自定義python腳本(vim time_parse.py)
#!/bin/python
import sys
import datetime
for line in sys.stdin:
line = line.strip()
movieid, rate, unixtime,userid = line.split('\t')
weekday = datetime.datetime.fromtimestamp(float(unixtime)).isoweekday()

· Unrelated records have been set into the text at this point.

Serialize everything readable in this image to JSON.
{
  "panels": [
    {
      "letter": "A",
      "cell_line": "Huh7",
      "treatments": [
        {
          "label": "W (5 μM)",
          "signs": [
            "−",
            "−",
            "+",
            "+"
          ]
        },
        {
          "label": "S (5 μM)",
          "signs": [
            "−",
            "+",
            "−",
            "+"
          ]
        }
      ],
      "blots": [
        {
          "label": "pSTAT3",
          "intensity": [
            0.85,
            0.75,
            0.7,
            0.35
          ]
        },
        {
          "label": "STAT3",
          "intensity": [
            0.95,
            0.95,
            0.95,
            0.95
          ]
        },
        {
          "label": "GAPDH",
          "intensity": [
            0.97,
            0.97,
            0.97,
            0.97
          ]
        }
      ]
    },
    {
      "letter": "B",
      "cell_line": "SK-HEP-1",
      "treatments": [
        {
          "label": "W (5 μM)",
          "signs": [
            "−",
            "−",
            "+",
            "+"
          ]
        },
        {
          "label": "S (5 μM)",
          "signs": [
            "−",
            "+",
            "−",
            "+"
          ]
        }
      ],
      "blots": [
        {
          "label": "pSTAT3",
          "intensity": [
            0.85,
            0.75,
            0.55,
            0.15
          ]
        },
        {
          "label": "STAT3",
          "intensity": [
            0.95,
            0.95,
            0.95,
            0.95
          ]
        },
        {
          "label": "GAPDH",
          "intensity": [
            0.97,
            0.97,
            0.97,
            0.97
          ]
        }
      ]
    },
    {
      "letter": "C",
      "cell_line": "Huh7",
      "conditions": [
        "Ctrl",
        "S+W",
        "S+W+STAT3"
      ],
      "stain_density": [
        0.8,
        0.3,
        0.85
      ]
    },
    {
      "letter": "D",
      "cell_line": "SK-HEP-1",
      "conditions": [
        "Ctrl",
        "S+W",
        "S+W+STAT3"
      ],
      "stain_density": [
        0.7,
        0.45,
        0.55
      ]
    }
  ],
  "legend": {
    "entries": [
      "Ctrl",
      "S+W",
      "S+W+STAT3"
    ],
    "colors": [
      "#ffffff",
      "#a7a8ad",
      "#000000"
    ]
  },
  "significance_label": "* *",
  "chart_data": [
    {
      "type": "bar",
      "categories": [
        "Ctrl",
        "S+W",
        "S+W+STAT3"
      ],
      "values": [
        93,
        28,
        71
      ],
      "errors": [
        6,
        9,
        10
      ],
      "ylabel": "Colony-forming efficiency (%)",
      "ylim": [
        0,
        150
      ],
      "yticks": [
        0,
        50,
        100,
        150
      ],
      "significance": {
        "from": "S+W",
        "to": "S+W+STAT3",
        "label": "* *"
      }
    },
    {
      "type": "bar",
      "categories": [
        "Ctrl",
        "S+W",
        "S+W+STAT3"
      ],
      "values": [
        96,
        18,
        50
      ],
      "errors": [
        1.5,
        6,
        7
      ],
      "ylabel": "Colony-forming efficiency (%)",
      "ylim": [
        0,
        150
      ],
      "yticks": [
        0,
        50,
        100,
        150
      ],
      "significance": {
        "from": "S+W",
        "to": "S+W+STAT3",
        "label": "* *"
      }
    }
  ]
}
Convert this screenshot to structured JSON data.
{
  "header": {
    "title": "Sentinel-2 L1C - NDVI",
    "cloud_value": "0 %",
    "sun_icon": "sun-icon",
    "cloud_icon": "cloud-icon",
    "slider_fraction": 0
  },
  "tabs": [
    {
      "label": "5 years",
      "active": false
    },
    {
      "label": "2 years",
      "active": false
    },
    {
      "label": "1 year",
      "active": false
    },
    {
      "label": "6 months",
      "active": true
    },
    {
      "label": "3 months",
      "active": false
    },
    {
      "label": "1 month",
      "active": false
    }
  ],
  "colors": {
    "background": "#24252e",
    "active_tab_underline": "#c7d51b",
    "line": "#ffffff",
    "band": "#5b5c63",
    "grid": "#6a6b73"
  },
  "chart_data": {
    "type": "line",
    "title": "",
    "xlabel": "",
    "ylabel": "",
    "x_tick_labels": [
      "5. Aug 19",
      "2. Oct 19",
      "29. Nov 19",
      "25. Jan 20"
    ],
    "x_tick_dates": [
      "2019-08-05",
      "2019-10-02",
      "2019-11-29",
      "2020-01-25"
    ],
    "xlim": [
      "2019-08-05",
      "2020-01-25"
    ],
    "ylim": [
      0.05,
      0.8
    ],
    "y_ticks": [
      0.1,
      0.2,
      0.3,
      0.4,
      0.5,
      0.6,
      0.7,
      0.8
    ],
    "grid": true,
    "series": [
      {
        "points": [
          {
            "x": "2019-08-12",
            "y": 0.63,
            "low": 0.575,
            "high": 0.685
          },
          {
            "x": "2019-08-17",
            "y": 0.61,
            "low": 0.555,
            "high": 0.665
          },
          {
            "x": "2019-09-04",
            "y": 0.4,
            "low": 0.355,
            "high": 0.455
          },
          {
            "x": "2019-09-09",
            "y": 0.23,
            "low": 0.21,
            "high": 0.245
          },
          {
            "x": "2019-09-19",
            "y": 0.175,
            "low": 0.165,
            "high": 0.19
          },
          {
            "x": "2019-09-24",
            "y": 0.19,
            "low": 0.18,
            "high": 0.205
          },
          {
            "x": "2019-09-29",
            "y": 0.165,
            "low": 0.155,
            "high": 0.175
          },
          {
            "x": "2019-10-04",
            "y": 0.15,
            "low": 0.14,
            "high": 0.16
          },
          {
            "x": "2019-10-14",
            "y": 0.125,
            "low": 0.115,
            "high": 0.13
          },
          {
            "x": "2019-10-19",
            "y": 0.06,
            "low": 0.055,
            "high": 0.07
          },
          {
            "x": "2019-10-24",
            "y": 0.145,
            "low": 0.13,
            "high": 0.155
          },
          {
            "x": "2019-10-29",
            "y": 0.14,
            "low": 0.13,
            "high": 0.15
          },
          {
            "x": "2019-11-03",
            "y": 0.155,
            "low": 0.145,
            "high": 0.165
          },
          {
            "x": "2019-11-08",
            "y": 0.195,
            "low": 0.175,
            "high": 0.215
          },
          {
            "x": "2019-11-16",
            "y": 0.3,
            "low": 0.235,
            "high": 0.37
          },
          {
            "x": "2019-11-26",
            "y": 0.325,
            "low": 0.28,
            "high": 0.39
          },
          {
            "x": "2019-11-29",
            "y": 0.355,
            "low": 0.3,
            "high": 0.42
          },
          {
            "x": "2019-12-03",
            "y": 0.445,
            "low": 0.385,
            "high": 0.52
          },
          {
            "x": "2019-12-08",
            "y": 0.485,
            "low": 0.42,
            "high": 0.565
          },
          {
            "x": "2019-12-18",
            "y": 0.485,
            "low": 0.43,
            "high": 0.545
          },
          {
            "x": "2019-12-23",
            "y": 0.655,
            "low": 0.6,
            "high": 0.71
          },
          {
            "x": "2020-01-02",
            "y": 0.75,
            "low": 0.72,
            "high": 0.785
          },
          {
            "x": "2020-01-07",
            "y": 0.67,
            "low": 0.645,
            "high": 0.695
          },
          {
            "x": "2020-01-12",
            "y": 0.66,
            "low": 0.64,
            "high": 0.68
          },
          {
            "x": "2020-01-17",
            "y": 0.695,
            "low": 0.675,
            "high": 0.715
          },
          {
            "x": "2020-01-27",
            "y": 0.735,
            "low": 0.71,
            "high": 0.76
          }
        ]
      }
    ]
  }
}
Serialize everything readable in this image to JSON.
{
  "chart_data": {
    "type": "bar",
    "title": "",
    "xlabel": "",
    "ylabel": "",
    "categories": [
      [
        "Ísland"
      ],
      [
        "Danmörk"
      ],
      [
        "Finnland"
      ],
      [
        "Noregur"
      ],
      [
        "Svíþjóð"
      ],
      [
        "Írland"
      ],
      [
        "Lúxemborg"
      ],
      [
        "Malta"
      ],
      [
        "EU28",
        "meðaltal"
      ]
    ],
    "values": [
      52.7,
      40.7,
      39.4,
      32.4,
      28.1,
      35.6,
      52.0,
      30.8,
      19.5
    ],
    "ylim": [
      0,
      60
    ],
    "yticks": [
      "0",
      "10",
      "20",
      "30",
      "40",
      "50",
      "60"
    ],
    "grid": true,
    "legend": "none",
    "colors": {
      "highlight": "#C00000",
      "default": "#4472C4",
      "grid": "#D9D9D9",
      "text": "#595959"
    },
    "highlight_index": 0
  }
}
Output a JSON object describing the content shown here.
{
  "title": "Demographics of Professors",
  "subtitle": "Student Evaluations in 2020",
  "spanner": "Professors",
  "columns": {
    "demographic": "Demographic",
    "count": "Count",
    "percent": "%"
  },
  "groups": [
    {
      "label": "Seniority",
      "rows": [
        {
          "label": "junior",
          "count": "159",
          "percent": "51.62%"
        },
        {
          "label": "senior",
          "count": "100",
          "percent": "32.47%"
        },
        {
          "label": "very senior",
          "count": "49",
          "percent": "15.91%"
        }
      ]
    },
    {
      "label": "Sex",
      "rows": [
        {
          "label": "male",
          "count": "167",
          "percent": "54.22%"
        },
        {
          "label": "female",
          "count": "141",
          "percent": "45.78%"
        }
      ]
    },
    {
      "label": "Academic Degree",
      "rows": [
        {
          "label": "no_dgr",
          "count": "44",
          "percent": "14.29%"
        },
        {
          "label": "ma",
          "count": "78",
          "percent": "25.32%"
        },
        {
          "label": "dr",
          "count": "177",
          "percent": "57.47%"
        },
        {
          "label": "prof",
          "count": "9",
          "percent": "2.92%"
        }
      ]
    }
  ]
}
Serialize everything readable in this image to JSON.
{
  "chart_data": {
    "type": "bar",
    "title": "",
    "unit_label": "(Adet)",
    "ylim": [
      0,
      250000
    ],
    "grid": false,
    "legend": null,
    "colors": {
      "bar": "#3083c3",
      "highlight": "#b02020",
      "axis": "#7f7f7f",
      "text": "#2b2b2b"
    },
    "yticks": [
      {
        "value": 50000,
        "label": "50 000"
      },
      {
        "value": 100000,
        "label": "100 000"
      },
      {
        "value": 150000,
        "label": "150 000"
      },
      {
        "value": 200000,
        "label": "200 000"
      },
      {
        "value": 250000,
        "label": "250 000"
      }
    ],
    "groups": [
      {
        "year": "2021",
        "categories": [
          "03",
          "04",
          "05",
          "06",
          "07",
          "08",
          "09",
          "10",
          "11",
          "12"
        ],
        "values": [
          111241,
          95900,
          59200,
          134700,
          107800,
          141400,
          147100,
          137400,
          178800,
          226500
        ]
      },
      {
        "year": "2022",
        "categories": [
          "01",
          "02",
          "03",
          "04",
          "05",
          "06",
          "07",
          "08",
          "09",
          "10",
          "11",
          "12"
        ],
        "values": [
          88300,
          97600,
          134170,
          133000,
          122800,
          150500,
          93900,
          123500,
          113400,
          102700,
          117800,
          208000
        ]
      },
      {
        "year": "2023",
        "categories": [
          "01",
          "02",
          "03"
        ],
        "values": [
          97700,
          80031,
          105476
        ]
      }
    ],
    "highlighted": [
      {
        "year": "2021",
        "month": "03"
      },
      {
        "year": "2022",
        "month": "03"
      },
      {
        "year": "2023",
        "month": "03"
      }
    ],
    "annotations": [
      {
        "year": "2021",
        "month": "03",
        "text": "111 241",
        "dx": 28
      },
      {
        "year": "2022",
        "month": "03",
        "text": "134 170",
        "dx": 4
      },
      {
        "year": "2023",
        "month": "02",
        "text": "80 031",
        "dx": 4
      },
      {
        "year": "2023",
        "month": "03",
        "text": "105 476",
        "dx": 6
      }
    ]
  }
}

print '\t'.join([movieid, rate, str(weekday),userid])
將py文件導入到hive的工作目錄下
add file time_parse.py
使用transform調用自定義的py代碼
create TABLE json_parse_time_tb as
SELECT
#根據transform括號中的參數,將json_parse_tb表的對應數據取出
TRANSFORM (movieid, rate, time, userid)
USING 'python time_parse.py'
AS (movieid, rate, weekday,userid)
FROM json_parse_tb;
查看新表數據
select * from json_parse_time_tb;
+-----------------------------+--------------------------+-----------------------------+----------------------------+--+
| json_parse_time_tb.movieid | json_parse_time_tb.rate | json_parse_time_tb.weekday | json_parse_time_tb.userid |
+-----------------------------+--------------------------+-----------------------------+----------------------------+--+
| 1690 | 3 | 1 | 2 |
| 589 | 4 | 1 | 2 |
| 3471 | 5 | 1 | 2 |
| 1834 | 4 | 1 | 2 |
| 2490 | 3 | 1 | 2 |
| 2278 | 3 | 1 | 2 |
| 110 | 5 | 1 | 2 |
| 3257 | 3 | 1 | 2 |
| 3256 | 2 | 1 | 2 |
| 3255 | 4 | 1 | 2 |
+-----------------------------+--------------------------+-----------------------------+----------------------------+--+
案例
原數據(用戶名,月份,點擊量)
A,2015-01,5
A,2015-01,15
B,2015-01,5
A,2015-01,8
B,2015-01,25
A,2015-01,5
A,2015-02,4
A,2015-02,6
B,2015-02,10
B,2015-02,5
求每個人每個月的點擊量,以及點擊量累計
第一步:創建表,導入數據
#建表
create table click_tb(username string,month string,click int)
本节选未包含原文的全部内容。